At common law the fact of a man having his barn insured does not prevent him from bringing an action against the man who sets fire to it. If the hon. member for Carleton (Mr. Carvell) and the hon. member for Kingston (Mr. Nickle) are satisfied with this amendment I shall make no objection, but we should be very careful when making changes in the law as to the rights of a man who has insured his property.

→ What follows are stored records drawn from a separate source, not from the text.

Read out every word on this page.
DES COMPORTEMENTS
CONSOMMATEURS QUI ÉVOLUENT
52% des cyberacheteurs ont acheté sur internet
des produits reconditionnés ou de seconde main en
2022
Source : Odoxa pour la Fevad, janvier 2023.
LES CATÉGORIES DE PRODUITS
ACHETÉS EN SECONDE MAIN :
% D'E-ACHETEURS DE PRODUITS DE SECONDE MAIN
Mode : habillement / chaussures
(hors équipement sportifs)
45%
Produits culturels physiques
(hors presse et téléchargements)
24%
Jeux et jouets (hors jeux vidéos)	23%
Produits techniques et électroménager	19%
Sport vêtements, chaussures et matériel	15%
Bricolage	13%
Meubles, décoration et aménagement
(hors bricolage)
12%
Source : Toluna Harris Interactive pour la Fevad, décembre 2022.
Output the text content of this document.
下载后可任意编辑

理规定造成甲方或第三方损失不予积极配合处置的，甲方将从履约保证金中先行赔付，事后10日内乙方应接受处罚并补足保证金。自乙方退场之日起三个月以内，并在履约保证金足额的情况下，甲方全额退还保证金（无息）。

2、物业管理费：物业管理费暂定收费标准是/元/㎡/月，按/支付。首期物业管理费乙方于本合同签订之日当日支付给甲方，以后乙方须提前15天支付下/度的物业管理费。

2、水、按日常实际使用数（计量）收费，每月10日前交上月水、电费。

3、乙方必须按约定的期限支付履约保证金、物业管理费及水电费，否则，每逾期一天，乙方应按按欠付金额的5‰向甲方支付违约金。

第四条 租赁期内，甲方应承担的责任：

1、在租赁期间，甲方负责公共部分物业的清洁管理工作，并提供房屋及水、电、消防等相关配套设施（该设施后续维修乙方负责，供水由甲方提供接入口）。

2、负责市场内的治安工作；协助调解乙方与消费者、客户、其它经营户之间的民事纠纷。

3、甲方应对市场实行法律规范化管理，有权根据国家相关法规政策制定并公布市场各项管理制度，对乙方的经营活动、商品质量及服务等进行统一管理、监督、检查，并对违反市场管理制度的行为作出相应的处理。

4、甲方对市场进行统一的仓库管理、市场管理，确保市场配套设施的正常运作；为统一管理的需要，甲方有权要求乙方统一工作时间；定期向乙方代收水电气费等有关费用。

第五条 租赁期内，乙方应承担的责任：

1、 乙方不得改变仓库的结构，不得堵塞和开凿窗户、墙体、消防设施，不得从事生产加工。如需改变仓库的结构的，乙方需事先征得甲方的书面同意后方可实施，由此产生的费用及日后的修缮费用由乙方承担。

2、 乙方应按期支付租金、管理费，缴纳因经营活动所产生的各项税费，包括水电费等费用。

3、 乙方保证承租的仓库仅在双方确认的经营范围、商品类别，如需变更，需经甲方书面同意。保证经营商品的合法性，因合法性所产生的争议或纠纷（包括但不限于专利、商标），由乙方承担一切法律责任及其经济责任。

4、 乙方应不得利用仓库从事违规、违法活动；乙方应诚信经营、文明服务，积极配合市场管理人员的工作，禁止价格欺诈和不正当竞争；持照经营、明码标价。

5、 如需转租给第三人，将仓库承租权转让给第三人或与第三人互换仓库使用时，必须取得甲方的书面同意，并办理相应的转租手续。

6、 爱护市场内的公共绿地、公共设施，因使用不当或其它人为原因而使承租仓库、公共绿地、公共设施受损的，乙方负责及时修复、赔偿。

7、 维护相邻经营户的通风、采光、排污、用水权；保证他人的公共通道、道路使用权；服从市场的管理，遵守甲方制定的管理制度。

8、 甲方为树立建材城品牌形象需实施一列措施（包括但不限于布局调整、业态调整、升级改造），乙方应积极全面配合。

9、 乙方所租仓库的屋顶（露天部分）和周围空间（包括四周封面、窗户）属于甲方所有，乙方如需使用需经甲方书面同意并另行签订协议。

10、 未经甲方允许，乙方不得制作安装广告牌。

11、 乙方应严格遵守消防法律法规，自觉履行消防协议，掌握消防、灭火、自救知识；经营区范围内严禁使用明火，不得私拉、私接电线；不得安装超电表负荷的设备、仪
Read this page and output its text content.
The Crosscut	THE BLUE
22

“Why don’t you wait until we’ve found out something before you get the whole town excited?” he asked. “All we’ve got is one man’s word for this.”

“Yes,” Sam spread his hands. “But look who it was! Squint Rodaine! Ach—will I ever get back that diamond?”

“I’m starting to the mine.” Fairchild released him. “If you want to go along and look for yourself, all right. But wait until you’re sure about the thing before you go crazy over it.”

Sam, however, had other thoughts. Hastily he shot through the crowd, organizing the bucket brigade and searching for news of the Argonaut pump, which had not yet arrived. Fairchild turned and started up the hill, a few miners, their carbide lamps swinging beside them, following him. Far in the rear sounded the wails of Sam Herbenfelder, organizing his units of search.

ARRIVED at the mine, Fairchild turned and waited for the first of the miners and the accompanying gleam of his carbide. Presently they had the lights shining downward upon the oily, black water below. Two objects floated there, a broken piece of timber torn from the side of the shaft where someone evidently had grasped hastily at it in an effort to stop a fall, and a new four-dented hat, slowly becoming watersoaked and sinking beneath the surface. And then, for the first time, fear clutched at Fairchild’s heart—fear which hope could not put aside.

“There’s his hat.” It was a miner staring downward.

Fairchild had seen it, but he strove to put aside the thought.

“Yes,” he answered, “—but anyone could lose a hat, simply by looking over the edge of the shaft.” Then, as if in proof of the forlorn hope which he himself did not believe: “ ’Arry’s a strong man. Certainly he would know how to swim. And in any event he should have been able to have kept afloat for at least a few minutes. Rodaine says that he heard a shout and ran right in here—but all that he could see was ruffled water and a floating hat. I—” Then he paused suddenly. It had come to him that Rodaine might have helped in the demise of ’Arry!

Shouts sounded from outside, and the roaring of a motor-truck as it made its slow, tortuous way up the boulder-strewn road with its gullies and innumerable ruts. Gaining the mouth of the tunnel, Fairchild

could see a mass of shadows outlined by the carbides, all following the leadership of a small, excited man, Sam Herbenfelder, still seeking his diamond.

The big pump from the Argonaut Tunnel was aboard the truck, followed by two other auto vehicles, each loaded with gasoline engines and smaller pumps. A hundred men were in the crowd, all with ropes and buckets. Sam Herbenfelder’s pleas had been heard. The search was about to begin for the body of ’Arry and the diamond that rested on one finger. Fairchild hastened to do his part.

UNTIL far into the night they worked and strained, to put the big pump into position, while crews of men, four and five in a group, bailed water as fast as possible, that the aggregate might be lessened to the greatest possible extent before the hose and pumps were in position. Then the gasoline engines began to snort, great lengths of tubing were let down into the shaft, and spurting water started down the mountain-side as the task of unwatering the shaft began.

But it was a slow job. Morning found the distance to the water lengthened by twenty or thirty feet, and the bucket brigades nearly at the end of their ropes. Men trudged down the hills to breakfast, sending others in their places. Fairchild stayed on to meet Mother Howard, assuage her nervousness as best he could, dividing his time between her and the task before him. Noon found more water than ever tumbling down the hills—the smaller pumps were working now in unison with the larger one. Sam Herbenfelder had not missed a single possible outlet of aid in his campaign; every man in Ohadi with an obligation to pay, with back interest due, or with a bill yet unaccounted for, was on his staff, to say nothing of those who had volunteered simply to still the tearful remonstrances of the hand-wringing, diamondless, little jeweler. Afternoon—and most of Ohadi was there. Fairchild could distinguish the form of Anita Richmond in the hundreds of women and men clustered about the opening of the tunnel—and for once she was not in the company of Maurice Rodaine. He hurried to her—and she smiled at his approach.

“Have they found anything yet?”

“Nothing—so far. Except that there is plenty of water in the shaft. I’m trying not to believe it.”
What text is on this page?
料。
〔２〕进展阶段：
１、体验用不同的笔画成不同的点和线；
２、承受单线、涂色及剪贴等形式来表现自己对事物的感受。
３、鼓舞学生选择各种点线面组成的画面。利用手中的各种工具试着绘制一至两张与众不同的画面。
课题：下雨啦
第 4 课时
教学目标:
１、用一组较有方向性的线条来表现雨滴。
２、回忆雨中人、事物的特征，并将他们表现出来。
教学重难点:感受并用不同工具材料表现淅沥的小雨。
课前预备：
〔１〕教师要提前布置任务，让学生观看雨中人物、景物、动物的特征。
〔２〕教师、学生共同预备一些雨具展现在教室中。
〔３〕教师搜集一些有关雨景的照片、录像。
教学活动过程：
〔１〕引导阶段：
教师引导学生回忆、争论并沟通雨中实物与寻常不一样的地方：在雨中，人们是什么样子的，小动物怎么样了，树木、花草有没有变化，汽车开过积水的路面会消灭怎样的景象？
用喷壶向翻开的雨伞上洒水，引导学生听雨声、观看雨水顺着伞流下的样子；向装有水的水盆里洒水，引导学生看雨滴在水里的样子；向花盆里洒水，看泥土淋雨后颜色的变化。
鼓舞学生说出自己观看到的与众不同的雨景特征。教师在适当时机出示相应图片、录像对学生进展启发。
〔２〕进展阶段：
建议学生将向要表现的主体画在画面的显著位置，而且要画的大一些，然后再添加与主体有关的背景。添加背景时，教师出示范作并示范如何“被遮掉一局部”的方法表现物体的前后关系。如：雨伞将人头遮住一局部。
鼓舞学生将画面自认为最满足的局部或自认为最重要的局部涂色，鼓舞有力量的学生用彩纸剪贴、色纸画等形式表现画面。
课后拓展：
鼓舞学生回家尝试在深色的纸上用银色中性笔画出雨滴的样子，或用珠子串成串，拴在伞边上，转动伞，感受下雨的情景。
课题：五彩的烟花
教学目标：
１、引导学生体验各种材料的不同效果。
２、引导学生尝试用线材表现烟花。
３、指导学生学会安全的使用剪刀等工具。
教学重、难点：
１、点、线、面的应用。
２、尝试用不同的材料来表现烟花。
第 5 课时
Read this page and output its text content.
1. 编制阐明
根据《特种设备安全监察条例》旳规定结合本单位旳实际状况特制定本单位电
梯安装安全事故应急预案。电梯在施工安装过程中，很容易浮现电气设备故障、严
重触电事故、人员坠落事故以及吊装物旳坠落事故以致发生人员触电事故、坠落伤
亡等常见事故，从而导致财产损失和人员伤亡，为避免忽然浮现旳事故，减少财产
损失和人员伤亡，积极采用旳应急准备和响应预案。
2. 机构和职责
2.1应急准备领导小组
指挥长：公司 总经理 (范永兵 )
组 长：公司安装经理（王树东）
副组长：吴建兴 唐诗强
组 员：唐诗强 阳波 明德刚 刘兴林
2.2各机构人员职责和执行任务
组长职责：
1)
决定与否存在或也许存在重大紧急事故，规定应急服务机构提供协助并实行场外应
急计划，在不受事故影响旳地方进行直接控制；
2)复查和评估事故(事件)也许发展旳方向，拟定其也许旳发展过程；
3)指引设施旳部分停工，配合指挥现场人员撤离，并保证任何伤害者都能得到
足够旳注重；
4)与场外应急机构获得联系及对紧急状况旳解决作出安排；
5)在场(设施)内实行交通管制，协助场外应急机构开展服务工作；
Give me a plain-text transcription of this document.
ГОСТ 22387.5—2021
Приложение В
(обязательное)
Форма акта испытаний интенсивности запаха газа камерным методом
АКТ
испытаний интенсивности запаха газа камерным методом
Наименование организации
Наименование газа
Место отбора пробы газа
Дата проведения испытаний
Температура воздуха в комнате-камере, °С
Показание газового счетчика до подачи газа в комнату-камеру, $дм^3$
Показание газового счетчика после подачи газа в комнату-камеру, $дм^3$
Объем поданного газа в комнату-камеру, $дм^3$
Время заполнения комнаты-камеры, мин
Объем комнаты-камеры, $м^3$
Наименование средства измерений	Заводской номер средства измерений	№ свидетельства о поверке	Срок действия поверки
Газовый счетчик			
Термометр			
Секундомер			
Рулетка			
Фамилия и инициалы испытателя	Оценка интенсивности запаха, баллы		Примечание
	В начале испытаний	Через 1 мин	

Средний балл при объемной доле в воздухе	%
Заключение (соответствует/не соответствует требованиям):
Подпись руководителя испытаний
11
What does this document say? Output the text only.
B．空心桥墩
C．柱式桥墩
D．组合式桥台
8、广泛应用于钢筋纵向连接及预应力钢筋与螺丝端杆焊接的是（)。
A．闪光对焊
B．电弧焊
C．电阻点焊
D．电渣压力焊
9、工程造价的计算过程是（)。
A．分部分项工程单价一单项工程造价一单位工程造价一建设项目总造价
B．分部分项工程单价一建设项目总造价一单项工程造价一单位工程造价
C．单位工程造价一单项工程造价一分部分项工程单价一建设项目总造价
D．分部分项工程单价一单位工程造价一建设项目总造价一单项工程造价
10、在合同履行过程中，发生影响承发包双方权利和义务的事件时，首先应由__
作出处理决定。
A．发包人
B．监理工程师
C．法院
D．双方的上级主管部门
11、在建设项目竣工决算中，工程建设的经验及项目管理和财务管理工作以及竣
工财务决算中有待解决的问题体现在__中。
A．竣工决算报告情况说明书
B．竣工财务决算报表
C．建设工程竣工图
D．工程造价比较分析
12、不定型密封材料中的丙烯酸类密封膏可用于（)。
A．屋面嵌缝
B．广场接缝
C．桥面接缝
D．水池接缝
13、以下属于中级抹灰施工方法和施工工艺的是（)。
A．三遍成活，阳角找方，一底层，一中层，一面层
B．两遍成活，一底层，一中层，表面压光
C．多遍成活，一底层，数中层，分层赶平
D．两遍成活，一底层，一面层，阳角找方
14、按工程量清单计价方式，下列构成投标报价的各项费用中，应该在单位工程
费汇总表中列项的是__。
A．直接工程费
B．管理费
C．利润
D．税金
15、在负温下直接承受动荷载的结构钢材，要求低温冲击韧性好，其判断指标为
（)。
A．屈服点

Of course, this is purely statutory; we are providing a liability against the railway company. We say that the railway company is liable up to the amount of $5,000, no matter whether they have used the proper appliances or not. I remember when, under the old law, one almost had to look down the smokestack of the engine to find out whether the spark arrester was working. If I have insurance upon my property, I ought not, in case of loss, to be allowed to get the full amount of my insurance and then collect full damages from the railway company; the two put together ought only to make good my loss. The contention of the member for South Ontario (Mr. Smith) is, as I understand it, that under the present law, if you accept the insurance, you have no right to look to the railway company for
the balance. If that is a true interpretation of the statute, I do not think it is right.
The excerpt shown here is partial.